Pin temporality to cumulative. Prometheus-family backends expect cumulative counters. The OpenTelemetry SDK currently defaults to cumulative, but defaults drift across SDK versions, and the failure mode is silent: wrong-looking rates, not an error. Set it explicitly in Claude Code’s environment:
The PR counter only counts pull requests that Claude Code itself opened. If your team opens PRs manually after a Claude Code session, the dashboard will show zero. That’s how the metric is defined upstream, not a bug in the dashboard.
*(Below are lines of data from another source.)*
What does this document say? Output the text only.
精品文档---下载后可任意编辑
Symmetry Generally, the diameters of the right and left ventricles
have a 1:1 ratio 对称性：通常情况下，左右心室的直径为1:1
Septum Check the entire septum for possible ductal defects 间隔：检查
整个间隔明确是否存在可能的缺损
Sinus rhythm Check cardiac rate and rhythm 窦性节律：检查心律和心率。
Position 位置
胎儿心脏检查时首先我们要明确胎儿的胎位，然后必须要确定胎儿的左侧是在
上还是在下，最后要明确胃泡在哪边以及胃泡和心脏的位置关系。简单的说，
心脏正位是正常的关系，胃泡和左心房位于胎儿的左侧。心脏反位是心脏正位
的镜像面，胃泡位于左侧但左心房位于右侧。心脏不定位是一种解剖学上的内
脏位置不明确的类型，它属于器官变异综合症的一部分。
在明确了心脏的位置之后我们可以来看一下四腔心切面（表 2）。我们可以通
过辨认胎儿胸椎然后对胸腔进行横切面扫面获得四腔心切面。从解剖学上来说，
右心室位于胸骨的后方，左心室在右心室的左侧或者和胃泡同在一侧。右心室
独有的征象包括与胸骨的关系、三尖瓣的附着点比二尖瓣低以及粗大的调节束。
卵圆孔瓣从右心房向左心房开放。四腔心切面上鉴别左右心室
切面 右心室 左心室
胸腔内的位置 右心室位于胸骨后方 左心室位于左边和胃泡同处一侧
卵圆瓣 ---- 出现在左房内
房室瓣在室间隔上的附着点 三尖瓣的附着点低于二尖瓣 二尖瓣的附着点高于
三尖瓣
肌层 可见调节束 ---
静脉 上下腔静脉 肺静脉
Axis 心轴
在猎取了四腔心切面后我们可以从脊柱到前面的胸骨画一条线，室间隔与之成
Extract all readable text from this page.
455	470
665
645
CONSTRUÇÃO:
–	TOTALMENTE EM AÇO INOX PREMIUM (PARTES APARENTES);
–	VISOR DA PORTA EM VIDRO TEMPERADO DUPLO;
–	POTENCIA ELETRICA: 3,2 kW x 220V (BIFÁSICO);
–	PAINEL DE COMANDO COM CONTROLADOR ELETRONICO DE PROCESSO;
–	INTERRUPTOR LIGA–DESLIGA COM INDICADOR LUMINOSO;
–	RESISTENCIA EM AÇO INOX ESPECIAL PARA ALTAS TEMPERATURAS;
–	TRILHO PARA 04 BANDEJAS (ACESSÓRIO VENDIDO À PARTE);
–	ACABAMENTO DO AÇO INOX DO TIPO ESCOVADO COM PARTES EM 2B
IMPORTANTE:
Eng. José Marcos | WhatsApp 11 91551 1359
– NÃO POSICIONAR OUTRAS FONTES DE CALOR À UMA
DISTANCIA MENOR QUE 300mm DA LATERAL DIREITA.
Cost is a client-side estimate. Claude Code computes it from token counts and known model prices. It tracks billing closely but won’t match to the cent, particularly around price changes or cached-token billing.
If Sessions by Terminal is empty, set resource_to_telemetry_conversion: enabled: true on your Collector’s Prometheus exporter. Without it, attribute-derived labels don’t make it through.
A couple of additions I’d like to make: a token-spend rate panel against a configurable budget, and (once there’s enough adoption to ground them in real failure modes) some sample alert rules.
If you run it and find missing panels or buggy queries, open an issue. PRs are welcome, especially around custom labels people are adding via Collector processors. The repo is MIT and the dashboard is on Grafana Labs, ready to import.